Esper Sentinel is still the most underplayed card in Modern.
Sentinel is a perfect fit in Hammertime; it’s a powerful disruptive creature that forces your opponent to wait to deploy their noncreature spells or allow Esper Sentinel’s control to become a card advantage engine. This effect is phenomenal in Hammertime, but is also amazing in any proactive strategy. I’ve been having a lot of success exploring artifact-based midrange decks with Sentinel. One of these decks is an Azorius Stoneblade deck that I wrote about a few weeks ago. You can read that article here:
What I liked most about this deck was the package of white cards. Sentinel, Ingenious Smith, Stoneforge Mystic and Portable Hole give this archetype access to a robust early game with reliant creatures and premium interaction, all with artifact synergies. And while I do think the blue cards (Thought Monitor, Metallic Rebuke and Urza, Lord High Artificer) all give the deck an increased power level, drawing multiple blue cards early often lead to clunky draws and more losses than I’d like.
With this thought in mind, I started to brainstorm if there was a way to build the deck without a splash. Being mono-white with a low curve lets this archetype have fast and consistent draws with smooth mana. I began to look into options for mono-white artifact payoffs for a deck like this and I recalled a very unique creature from the recent Adventures in the Forgotten Realms set:
Oswald Fiddlebender is a really powerful card. It does have deck building restrictions, but his ability can either allow you to outgrind your opponents or find powerful disruptive artifacts. I’ve seen players try to build around Oswald in the past, usually trying to transform a Myr Enforcer into a Platinum Emperion or a Sundering Titan.

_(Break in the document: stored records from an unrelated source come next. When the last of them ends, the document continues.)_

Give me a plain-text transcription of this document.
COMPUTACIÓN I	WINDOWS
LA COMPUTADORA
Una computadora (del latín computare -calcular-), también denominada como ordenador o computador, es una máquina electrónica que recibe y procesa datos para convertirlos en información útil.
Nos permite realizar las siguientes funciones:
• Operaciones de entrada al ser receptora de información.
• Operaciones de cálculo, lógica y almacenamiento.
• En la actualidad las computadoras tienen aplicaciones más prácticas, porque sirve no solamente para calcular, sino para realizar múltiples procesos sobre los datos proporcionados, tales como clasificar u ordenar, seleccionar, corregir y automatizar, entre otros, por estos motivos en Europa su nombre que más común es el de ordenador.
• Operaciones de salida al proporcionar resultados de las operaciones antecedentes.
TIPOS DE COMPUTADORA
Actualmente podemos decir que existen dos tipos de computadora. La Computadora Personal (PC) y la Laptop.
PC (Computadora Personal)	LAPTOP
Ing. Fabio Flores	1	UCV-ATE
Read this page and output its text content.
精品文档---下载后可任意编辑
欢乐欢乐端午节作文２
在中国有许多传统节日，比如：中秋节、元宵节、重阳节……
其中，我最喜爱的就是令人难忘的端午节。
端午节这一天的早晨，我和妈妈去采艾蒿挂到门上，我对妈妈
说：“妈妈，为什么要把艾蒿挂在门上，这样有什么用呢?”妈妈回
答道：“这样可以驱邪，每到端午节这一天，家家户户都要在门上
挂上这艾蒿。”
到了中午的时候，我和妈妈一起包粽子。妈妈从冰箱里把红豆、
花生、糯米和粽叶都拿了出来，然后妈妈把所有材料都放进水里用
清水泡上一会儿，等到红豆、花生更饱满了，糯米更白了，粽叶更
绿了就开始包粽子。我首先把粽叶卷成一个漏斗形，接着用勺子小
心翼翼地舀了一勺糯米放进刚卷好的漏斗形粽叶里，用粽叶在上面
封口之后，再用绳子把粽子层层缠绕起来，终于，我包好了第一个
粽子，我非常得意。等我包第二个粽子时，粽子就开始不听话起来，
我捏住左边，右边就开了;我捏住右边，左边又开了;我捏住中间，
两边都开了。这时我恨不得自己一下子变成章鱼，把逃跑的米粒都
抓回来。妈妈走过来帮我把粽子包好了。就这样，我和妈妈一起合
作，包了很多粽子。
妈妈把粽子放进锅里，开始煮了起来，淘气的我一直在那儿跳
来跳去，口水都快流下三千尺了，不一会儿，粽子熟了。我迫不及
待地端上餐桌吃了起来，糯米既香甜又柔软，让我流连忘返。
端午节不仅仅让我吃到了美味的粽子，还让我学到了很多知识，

This is the wrong approach in my opinion. Untapping with an Oswald can be really powerful in a deck full of artifacts that you’re happy to draw naturally, and building your deck without Myr Enforcers or eight-mana creatures makes you much more resilient to disruption. Oswald is not a creature that you can completely build around since it’s so fragile to interaction, but it slots perfectly in this archetype as another powerful white creature with artifact synergies to back up the rest of the white cards.